In using matplotlib to do a series of plots, I’ve found a number of annoying aliasing phenomena.
One phenomenon is that, although the edges of lines and markers are antialiased, the antialiasing is relatively soft. So the lines still contain substantial energy above the Nyquist frequency of the display. When a single line is drawn, this is rarely important, but when many parallel lines are drawn, even if they are perfectly vertical and equally spaced at non-integer pixel spacing, the aliased frequencies can be visible and indeed produce a dominant moiré pattern over the whole area.
Completely eliminating this phenomenon with even a single hatching pattern would require bandlimiting the line’s pixel image to strictly below the Nyquist frequency for the display, and of course a strictly bandlimited signal necessarily fills all of space — worse, a bandlimited impulse is a sinc, which drops off in intensity fairly slowly with distance, only inversely proportional to the distance.
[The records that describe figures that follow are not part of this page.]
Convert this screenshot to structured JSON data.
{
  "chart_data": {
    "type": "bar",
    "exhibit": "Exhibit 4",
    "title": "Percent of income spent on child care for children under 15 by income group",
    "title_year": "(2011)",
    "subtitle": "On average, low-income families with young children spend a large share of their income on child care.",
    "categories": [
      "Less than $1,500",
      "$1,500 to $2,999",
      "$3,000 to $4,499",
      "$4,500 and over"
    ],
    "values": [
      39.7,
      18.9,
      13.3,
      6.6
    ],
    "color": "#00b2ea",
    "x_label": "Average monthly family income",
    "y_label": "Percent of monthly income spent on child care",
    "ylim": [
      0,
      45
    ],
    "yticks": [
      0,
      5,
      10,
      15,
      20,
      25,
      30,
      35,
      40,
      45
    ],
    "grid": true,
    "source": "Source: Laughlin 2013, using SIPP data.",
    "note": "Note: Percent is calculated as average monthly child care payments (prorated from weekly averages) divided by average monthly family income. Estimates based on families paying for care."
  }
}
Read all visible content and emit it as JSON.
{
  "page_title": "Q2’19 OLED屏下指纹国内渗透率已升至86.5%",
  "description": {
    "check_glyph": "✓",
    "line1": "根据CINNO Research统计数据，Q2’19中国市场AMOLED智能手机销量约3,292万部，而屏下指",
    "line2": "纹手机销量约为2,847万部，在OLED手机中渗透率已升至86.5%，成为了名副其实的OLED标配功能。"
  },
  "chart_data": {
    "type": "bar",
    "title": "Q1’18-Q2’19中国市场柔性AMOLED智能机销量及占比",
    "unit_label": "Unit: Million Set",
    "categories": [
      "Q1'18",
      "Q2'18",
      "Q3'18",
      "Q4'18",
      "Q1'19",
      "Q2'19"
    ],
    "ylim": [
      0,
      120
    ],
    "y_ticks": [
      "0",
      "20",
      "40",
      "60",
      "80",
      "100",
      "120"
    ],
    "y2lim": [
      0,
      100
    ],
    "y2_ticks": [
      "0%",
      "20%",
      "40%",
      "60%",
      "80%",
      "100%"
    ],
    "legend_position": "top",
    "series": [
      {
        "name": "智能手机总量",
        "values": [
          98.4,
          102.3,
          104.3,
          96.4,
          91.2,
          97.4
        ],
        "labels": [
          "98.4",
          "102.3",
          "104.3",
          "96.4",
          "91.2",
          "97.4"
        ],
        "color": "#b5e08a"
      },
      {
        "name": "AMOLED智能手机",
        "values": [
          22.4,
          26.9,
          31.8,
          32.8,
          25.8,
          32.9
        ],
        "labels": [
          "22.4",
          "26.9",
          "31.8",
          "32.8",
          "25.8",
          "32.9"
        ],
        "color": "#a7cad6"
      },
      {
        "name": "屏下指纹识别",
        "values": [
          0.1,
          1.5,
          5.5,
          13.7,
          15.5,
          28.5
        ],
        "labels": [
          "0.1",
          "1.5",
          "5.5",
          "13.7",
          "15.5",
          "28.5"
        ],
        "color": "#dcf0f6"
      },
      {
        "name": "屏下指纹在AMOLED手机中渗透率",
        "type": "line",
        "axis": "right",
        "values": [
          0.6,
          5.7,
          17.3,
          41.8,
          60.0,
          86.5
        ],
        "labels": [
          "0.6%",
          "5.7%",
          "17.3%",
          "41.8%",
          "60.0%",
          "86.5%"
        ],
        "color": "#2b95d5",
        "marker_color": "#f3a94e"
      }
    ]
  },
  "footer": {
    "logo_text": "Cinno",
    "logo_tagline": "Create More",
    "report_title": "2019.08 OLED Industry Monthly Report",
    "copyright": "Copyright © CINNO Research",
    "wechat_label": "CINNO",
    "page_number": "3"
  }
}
But it might be reasonable to touch, say, a swath of 8–16 pixels along each edge of the line, rather than 2.
Eliminating moiré for multiple hatching patterns would require combining the patterns linearly, which is to say, without opacity. Although this departs from the historical practice developed from pen-and-ink graphics, experience shows that this is a very useful way to plot data on, for example, an oscilloscope display, but it may not be entirely practical for all kinds of data graphics. However, there’s a whole range in between, easily accessible in a system that uses premultiplied alpha. RGBA(0, 0, 128, 255) is pure opaque dark blue; RGBA(0, 0, 128, 0) is perfectly transparent luminous dark blue with no opacity; and RGBA(0, 0, 128, 128) can be viewed equally validly as half-transparent bright blue or as a partly luminous, partly opaque dark blue. Indeed, that color is representable even in a system where alpha is not premultiplied (it’s RGBA(0, 0, 255, 128)) but other, brighter colors are not.
Note that in this case you want to be able to represent not only overunity brightnesses but also negative brightnesses if you want to plot dark lines on a light background.
The other phenomenon is that, although my LCD uses RGB subpixel ordering, and my font rendering takes advantage of it, matplotlib does not. This results in wasting something like half of my display’s horizontal resolution, two thirds for dim blue-tinted graphics. This is really frustrating when I’m trading off legibility for data coverage.
LCD subpixel ordering is not the limit of subpixel antialiasing, either, and I think that even the soft antialiasing matplotlib uses provides visually-subpixel positioning of the line.
Matplotlib of course does not insist on drawing one-pixel-wide lines. You can get it to draw lines several pixels wide. It’s just that the particular line profile it uses is a slightly antialiased boxcar: a constant opaque color inside the line, dropping off to perfect transparency outside it. You could easily imagine a better compromise between precision and visibility — for example, a strong thin line with a diffuse background around it, possibly in a contrasting color, making it easy both to find the line and see its overall shape and to see its precise value.